As far as I am aware I’m on the latest

HouseID/Node: House: ff19ad5e Node 1 Suc 1

Cheers

C

#14

@tony-park the house id is created by the zwave radio. It is the identifier for your network. It is random and unique to your network.

#15

@rafale77, thanks I’m aware of that however if the node of suc values are wrong, this can cause issues, like one I experienced recently following upgrade to latest firmware, having upgraded from a veralite about 3 years ago, and legacy setup still existing.

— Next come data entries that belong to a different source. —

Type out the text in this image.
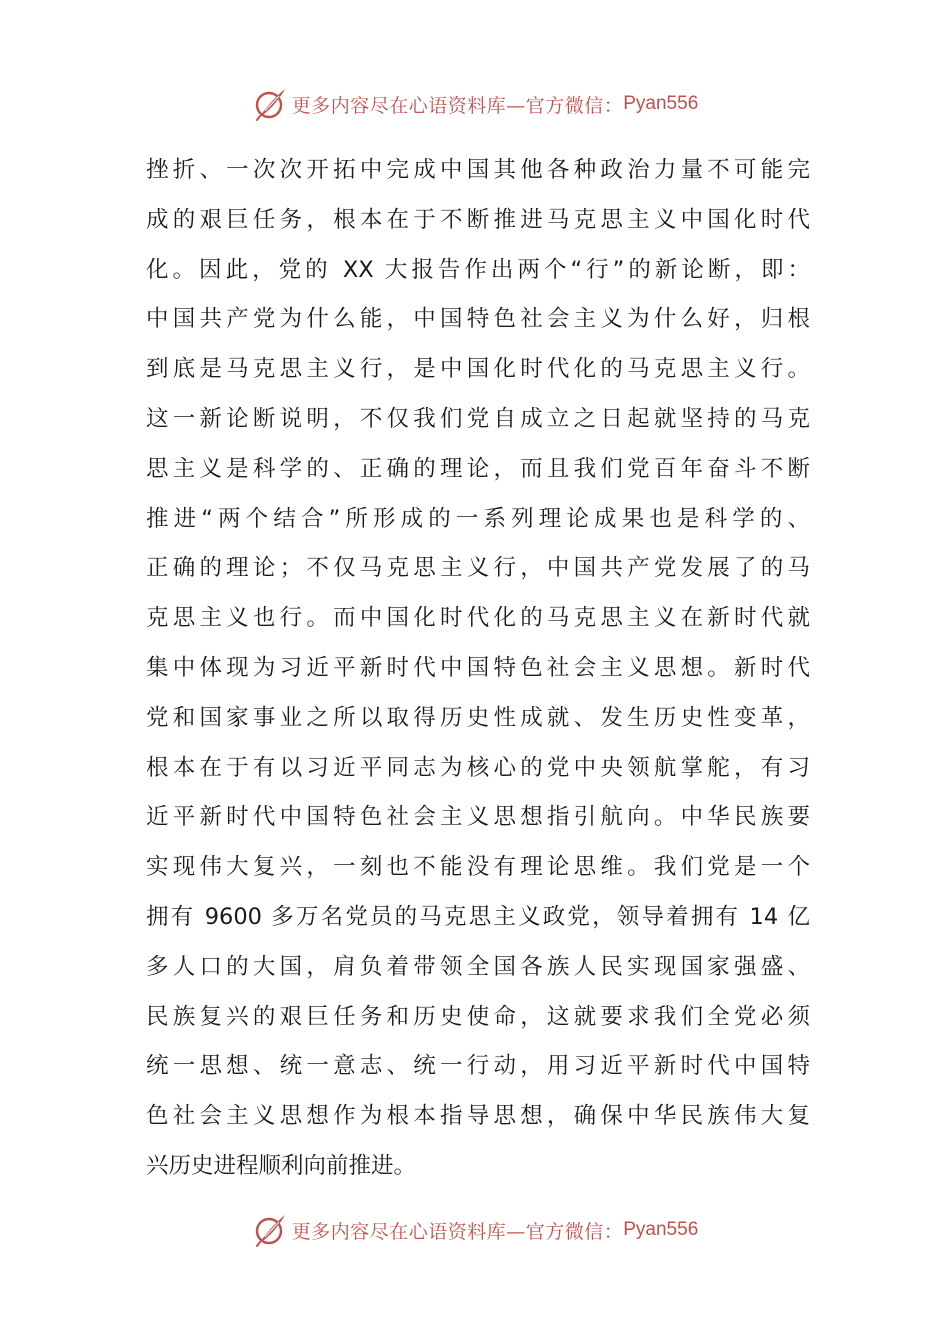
更多内容尽在心语资料库—官方微信： Pyan556
挫折、一次次开拓中完成中国其他各种政治力量不可能完
成的艰巨任务，根本在于不断推进马克思主义中国化时代
化。因此，党的 XX 大报告作出两个“行”的新论断，即：
中国共产党为什么能，中国特色社会主义为什么好，归根
到底是马克思主义行，是中国化时代化的马克思主义行。
这一新论断说明，不仅我们党自成立之日起就坚持的马克
思主义是科学的、正确的理论，而且我们党百年奋斗不断
推进“两个结合”所形成的一系列理论成果也是科学的、
正确的理论；不仅马克思主义行，中国共产党发展了的马
克思主义也行。而中国化时代化的马克思主义在新时代就
集中体现为习近平新时代中国特色社会主义思想。新时代
党和国家事业之所以取得历史性成就、发生历史性变革，
根本在于有以习近平同志为核心的党中央领航掌舵，有习
近平新时代中国特色社会主义思想指引航向。中华民族要
实现伟大复兴，一刻也不能没有理论思维。我们党是一个
拥有 9600 多万名党员的马克思主义政党，领导着拥有 14 亿
多人口的大国，肩负着带领全国各族人民实现国家强盛、
民族复兴的艰巨任务和历史使命，这就要求我们全党必须
统一思想、统一意志、统一行动，用习近平新时代中国特
色社会主义思想作为根本指导思想，确保中华民族伟大复
兴历史进程顺利向前推进。
更多内容尽在心语资料库—官方微信： Pyan556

When I check my vera now, following factory reset, I now see HouseID/Node: House: f22bedc1 Node 1 Suc 0

however I think my suc was 1 before and that, if I remember correctly, meant that my veraplus wasn’t acting as the primary controller.

#16

This is the best guide I found explaining the three zwave roles: primary, SUC and SIS:

Indeed your vera not being the SUC could be a problem if it is your only controller. I am fairly certain that the firmware upgrade cannot change this because this role is assigned within the zwave network and cannot be changed by the vera firmware (I wish it could) unless you upgraded the zwave firmware in the process. (Ie you upgraded from a ver old firmware which had an older zwave firmware) On my network I use a secondary controller as a tool to assign and control these roles when needed.